Little Hope is the second game in The Dark Pictures Anthology series. Created by Supermassive Games, the franchise is meant to be an expansive horror anthology spanning eight games. While the various titles take place within the same universe, each is a separate story. The developer has said that they envision every game exploring a different element of horror.
With Little Hope, Supermassive focuses on witchcraft across multiple timelines. There are also several gameplay improvements following feedback from players. But the game still falls short of being a great horror experience.
Little Hope starts with four college students on a field trip with their professor. A series of unfortunate events lead to the group having to stop in a New England town. In this fictionalized history, Little Hope was a hotbed for witch trials during the 1500s. It, therefore, has some connection to supernatural elements that slowly become more prominent. From this moment on, flashbacks help the player understand the history of the town. The group largely experience life as former residents who have met horrifying ends.
Like its predecessor, Little Hope isn’t a game that relies on jump scares. Instead, it’s a slow build that takes obvious inspiration from other psychological thrillers. The narrative builds up suspense deliberately over time. The developer also tries to avoid the over-the-top antics of other horror games. But the serious parts are simply not all that interesting. Ultimately, the story ends up being rather predictable and fails to properly engross. That doesn’t stop it from doing a job and it’s entertaining enough, especially given the short length of the game. Just don’t expect anything groundbreaking or a story on the level of a Stephen King novel.
On the plus side, a major improvement in Little Hope compared to Man of Medan is the cast of characters. Most of them in the original game were unlikeable and difficult to relate to. This made their choices and actions seem even stranger than they were. Little Hope gets around that problem by using an array of individuals who seem very human. What that means is that it is easier to emphasize with them and get more involved in their lives.
In terms of gameplay, Little Hope will be familiar to anyone who has played a horror game in recent times. Players have to explore environments and make decisions as to how to proceed. This can be in conversations with other characters or deciding in normal gameplay. You also have to keep an eye out for clues and other important information. Most of the challenge comes from trying to keep the character alive. Any choice could lead to the death of a member of the cast in a single moment. Even if you do nothing “wrong,” a character can still permanently perish. This time around, though, the choices just don’t seem to have the same sort of weight to them.
The rest of the gameplay is made up of quick-time events. You’ll often have to press buttons following prompts on the screen. This is where the skill comes into the game, adding some proper gameplay into Little Hope. One really welcome addition to Little Hope is a warning that shows up before QTE. These types of games usually don’t require you to be all that alert in terms of holding a controller. But QTE can suddenly appear on-screen even in the middle of cutscenes. This was a common problem in Until Dawn and Mad of Medan. So, having an alert is nice as it lets you avoid a last-second panic from their surprise appearance.

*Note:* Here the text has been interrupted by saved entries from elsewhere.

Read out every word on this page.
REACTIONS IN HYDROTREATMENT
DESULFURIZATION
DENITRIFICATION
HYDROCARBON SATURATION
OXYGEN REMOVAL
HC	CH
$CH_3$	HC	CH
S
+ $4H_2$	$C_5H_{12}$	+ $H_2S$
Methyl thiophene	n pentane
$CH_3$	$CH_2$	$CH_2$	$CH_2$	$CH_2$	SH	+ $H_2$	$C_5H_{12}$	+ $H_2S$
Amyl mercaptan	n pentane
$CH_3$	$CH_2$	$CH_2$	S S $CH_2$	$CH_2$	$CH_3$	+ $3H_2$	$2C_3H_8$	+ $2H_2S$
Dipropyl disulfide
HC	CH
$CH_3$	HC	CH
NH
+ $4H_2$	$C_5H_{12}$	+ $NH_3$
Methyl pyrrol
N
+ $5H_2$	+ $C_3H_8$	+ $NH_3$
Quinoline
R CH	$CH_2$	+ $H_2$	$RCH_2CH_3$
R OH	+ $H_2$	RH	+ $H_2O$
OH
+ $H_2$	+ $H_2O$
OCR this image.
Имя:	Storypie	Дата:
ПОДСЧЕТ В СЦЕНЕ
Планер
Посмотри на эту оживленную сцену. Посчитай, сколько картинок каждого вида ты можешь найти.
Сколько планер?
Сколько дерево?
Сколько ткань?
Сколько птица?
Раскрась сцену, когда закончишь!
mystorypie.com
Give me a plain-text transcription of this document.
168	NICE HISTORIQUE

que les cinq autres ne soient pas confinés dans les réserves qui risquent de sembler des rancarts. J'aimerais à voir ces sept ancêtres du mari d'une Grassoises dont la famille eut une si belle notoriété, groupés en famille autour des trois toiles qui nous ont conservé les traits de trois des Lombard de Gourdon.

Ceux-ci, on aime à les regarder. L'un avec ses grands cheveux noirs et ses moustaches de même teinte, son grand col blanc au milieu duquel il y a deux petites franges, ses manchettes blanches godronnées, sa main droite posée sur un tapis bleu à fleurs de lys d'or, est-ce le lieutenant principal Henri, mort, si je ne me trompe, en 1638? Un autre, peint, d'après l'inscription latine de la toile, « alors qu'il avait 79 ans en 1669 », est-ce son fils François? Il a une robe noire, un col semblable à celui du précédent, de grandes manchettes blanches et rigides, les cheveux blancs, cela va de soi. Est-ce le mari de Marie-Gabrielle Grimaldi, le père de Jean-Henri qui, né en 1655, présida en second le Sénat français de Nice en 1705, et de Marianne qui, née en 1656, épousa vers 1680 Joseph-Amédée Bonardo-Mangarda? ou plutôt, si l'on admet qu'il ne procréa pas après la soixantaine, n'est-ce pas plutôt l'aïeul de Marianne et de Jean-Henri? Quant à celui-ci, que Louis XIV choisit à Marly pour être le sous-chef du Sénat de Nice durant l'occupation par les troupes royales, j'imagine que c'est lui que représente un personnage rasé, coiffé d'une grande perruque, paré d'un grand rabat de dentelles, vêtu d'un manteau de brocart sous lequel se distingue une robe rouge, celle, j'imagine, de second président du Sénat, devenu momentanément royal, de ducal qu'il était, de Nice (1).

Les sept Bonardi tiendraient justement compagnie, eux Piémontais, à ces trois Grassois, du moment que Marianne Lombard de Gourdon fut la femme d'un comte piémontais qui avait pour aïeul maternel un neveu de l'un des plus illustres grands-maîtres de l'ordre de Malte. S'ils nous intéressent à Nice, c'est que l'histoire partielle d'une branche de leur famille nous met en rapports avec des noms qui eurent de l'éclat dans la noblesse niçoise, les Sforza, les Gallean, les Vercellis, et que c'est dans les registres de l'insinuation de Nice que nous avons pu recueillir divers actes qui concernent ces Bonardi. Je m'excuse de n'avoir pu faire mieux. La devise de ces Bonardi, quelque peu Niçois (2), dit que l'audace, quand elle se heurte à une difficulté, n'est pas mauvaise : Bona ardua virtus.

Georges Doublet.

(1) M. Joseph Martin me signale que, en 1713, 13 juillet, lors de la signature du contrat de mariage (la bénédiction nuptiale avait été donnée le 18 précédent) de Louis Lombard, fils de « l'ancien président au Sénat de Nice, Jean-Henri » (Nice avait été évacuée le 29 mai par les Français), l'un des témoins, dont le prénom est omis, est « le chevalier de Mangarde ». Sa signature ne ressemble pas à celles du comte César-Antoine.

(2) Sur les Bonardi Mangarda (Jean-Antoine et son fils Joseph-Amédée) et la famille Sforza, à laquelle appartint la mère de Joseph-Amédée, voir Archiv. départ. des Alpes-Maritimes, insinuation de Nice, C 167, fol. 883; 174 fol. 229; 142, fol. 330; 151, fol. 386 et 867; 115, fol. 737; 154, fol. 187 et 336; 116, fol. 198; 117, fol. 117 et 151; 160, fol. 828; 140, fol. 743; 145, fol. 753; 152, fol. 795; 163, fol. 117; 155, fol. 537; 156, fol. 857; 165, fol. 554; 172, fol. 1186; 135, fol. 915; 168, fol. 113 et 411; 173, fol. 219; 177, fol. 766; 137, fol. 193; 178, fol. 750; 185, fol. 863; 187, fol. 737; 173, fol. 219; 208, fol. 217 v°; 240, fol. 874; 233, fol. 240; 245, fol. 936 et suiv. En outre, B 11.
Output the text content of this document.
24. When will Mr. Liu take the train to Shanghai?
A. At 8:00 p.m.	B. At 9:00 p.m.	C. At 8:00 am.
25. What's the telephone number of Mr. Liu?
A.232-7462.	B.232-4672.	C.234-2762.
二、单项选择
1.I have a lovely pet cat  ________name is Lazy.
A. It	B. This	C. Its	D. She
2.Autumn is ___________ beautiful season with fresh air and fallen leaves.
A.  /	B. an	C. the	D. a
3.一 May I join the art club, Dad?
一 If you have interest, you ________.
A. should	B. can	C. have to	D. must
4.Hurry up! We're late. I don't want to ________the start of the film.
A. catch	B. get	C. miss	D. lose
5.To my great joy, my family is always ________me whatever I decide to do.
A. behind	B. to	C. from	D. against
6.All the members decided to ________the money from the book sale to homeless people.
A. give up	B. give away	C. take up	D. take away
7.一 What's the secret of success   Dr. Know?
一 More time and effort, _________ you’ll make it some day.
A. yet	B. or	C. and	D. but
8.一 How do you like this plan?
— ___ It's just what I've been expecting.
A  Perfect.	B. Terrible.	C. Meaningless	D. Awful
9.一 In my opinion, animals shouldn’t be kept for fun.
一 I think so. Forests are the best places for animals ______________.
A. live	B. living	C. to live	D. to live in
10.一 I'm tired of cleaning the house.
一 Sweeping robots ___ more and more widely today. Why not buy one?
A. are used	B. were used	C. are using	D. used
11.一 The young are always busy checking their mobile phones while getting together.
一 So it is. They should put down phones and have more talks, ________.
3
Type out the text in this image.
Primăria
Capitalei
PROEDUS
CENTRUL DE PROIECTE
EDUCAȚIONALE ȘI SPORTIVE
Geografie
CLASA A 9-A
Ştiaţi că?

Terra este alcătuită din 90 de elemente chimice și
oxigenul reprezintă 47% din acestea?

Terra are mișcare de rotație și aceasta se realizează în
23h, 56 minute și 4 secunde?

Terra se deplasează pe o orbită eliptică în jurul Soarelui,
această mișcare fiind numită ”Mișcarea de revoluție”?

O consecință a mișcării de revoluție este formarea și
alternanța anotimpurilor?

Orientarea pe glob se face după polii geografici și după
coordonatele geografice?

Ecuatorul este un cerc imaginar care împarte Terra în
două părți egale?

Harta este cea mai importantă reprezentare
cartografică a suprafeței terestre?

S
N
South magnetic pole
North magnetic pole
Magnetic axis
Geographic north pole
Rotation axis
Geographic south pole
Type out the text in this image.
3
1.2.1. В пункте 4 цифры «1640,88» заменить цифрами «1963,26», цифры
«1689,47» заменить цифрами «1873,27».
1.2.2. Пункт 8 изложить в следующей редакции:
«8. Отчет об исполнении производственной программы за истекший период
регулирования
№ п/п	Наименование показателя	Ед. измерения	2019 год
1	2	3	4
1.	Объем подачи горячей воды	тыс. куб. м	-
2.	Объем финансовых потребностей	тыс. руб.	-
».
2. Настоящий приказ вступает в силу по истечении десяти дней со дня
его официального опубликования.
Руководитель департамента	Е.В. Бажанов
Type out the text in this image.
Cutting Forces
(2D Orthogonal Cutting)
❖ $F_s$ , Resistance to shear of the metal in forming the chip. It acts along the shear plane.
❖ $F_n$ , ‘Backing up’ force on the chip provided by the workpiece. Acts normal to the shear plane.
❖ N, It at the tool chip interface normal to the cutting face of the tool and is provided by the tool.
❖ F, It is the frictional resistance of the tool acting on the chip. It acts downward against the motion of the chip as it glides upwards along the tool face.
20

The presentation might be the best thing about Little Hope. Considering the small size of the developer and the low price of the title, some might assume that the quality would suffer. That’s simply not the case.
There’s a huge amount of detail to every element, whether it is the environment or rooms you find yourself in or the characters themselves. Things take on a very realistic feeling, helping to engross you in the world. Combined with the sound design, this also helps build up an eerie atmosphere.
So, while Little Hope is rarely truly scary, it evokes a sense that something is always lurking in the background. Adding to the final touches are some great voice actors bringing the characters to life and giving them more personality.
Whether you will enjoy Little Hope will largely depend on how you feel about these types of games. Interactive horror titles have become a common trope, and some can feel like little more than walking simulators. There seem to be fewer actual interactive elements to this title as well. In fact, the QTEs are much easier than they were in Man of Medan.
While these aspects are a bit of a letdown, Little Hope does get a lot right compared to its predecessor. There’s a better cast of characters, a more streamlined story, and a more effective setting. For those reasons, Little Hope is certainly worth checking out if you are a horror fan. Yet, it might not be a good fit for other players.
The Dark Pictures Anthology: Little Hope is available for PC, PS4, and Xbox One.